Berlin: (hib/KOS) Bei der deutschen Botschaft in Rabat hatte man im Dezember 2001 den Eindruck, dass das marokkanische Innenministerium und die US-Botschaft Informationen zu den ungeklärten Umständen einer eventuellen Festnahme des Deutsch-Syrers Mohammed Haydar Zammar in dem Land zurückhielten. Man habe nur die amtliche Mitteilung bekommen, von diesen Vorgängen nichts zu wissen, erklärte am Donnerstag vor dem Untersuchungsausschuss Gregor Forschbach. Eine Bestätigung der Verhaftung des der Unterstützung terroristischer Aktivitäten im Vorfeld der Attentate vom 11. September 2001 verdächtigten Zammar habe man in Marokko nie erhalten, so der seinerzeitige Leiter der Rechts- und Konsularabteilung der deutschen diplomatischen Vertretung. Da trotz aller Bemühungen keine Hinweise auf den Verbleib Zammars zu recherchieren gewesen seien, habe die Botschaft gegenüber der marokkanischen Regierung und der US-Vertretung nicht näher nachhaken können. Der Zeuge betonte, die Botschaft habe in diesem Fall alle konsularischen Möglichkeiten genutzt, die aber Anfang 2002 ausgeschöpft gewesen seien.
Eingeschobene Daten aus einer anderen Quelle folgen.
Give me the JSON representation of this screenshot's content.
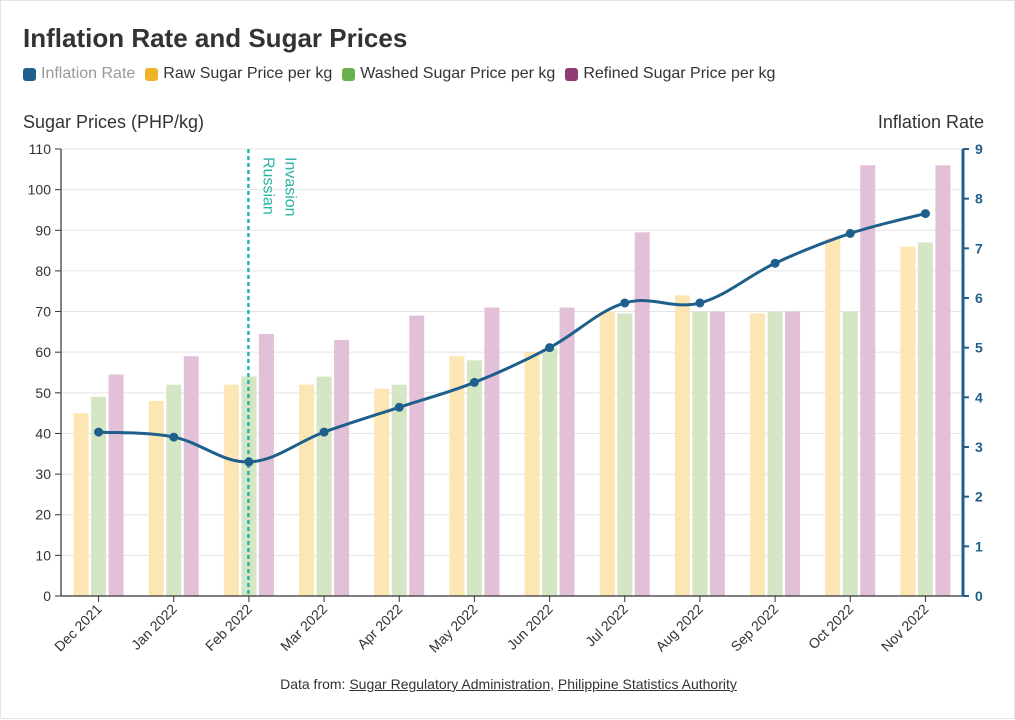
{
  "title": "Inflation Rate and Sugar Prices",
  "y_left_title": "Sugar Prices (PHP/kg)",
  "y_right_title": "Inflation Rate",
  "footer": {
    "prefix": "Data from: ",
    "source1": "Sugar Regulatory Administration",
    "separator": ", ",
    "source2": "Philippine Statistics Authority"
  },
  "chart_data": {
    "type": "bar",
    "categories": [
      "Dec 2021",
      "Jan 2022",
      "Feb 2022",
      "Mar 2022",
      "Apr 2022",
      "May 2022",
      "Jun 2022",
      "Jul 2022",
      "Aug 2022",
      "Sep 2022",
      "Oct 2022",
      "Nov 2022"
    ],
    "series": [
      {
        "name": "Inflation Rate",
        "kind": "line",
        "axis": "right",
        "color": "#1f5f8b",
        "values": [
          3.3,
          3.2,
          2.7,
          3.3,
          3.8,
          4.3,
          5.0,
          5.9,
          5.9,
          6.7,
          7.3,
          7.7
        ]
      },
      {
        "name": "Raw Sugar Price per kg",
        "kind": "bar",
        "axis": "left",
        "color": "#f0b429",
        "bar_color": "#fbe6b4",
        "values": [
          45,
          48,
          52,
          52,
          51,
          59,
          60,
          70,
          74,
          69.5,
          88,
          86
        ]
      },
      {
        "name": "Washed Sugar Price per kg",
        "kind": "bar",
        "axis": "left",
        "color": "#6ab04c",
        "bar_color": "#d4e6c4",
        "values": [
          49,
          52,
          54,
          54,
          52,
          58,
          61,
          69.5,
          70,
          70,
          70,
          87
        ]
      },
      {
        "name": "Refined Sugar Price per kg",
        "kind": "bar",
        "axis": "left",
        "color": "#8e3b72",
        "bar_color": "#e2c1d8",
        "values": [
          54.5,
          59,
          64.5,
          63,
          69,
          71,
          71,
          89.5,
          70,
          70,
          106,
          106
        ]
      }
    ],
    "y_left": {
      "min": 0,
      "max": 110,
      "ticks": [
        0,
        10,
        20,
        30,
        40,
        50,
        60,
        70,
        80,
        90,
        100,
        110
      ]
    },
    "y_right": {
      "min": 0,
      "max": 9,
      "ticks": [
        0,
        1,
        2,
        3,
        4,
        5,
        6,
        7,
        8,
        9
      ]
    },
    "annotation": {
      "category": "Feb 2022",
      "lines": [
        "Russian",
        "Invasion"
      ],
      "color": "#2ab3a6"
    },
    "grid": true,
    "legend_position": "top-left"
  }
}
Der Ausschuss prüft, ob deutsche Behörden und die Bundesregierung eine Mitverantwortung für die Festnahme Zammars in Marokko trifft, der auf Initiative der US-Geheimdienste Ende Dezember 2001 nach Syrien gebracht wurde, wo er seither in einem im Ruf der Folter stehenden Gefängnis einsitzt und im Februar 2007 zu zwölf Jahren Haft verurteilt wurde. In Deutschland hatten die Verdachtsmomente gegen den Deutsch-Syrer nicht für einen Haftbefehl ausgereicht. Auf eine entsprechende Frage des CSU-Abgeordneten Stephan Mayer bestritt Forschbach die These, dass die deutsche Botschaft in Marokko Teil einer eventuellen gemeinsamen Operation von US- und deutschen Nachrichtendiensten im Fall Zammar gewesen sein könnte. Ihm sei auch nicht bekannt, so der Zeuge auf eine Frage Hans-Christian Ströbeles (Grüne), ob höchste deutsche Stellen über die Festnahme Zammars mehr gewusst hätten als die Botschaft vor Ort. Zu der ansonsten bei der Verhaftung von Deutschen unüblichen Kontaktierung der US-Vertretung in diesem Fall sagte Forschbach, dies habe nahegelegen, da dessen Festnahme aufgrund der ersten Informationen möglicherweise im Zusammenhang mit den Anschlägen von New York hätte stehen können. Nur in nichtöffentlicher Sitzung wollte der Ausschuss den Zeugen zu einem in Medienberichten wörtlich wiedergegebenen e-mail-Verkehr zwischen deutschen Regierungsstellen vernehmen: Nach einem dieser Zitate hat sich für die Konsularabteilung der Botschaft in Rabat die Frage gestellt, ob man sich im Fall der damals noch unbestätigten Verhaftung Zammars nicht aus "übergeordneten Gründen" auf die bisherigen Nachforschungen beschränken solle.
Die am Donnerstag ebenfalls als Zeugin geladene Ehefrau Zammars, die sich samt ihrem Gesicht vollständig in Schwarz verhüllt hatte, lehnte unter Hinweis auf ihr Aussageverweigerungsrecht nähere Angaben ab: Das gegen ihren Mann im Oktober 2001 in Deutschland eingeleitete Ermittlungsverfahren ist noch nicht eingestellt, so dass sie Zammar möglicherweise hätte belasten können. Nach dem kurzen Auftritt der Zeugin warf SPD-Obmann Thomas Oppermann der Opposition vor, mit solchen "emotionalen Inszenierungen" die Sachaufklärung im Ausschuss zu behindern.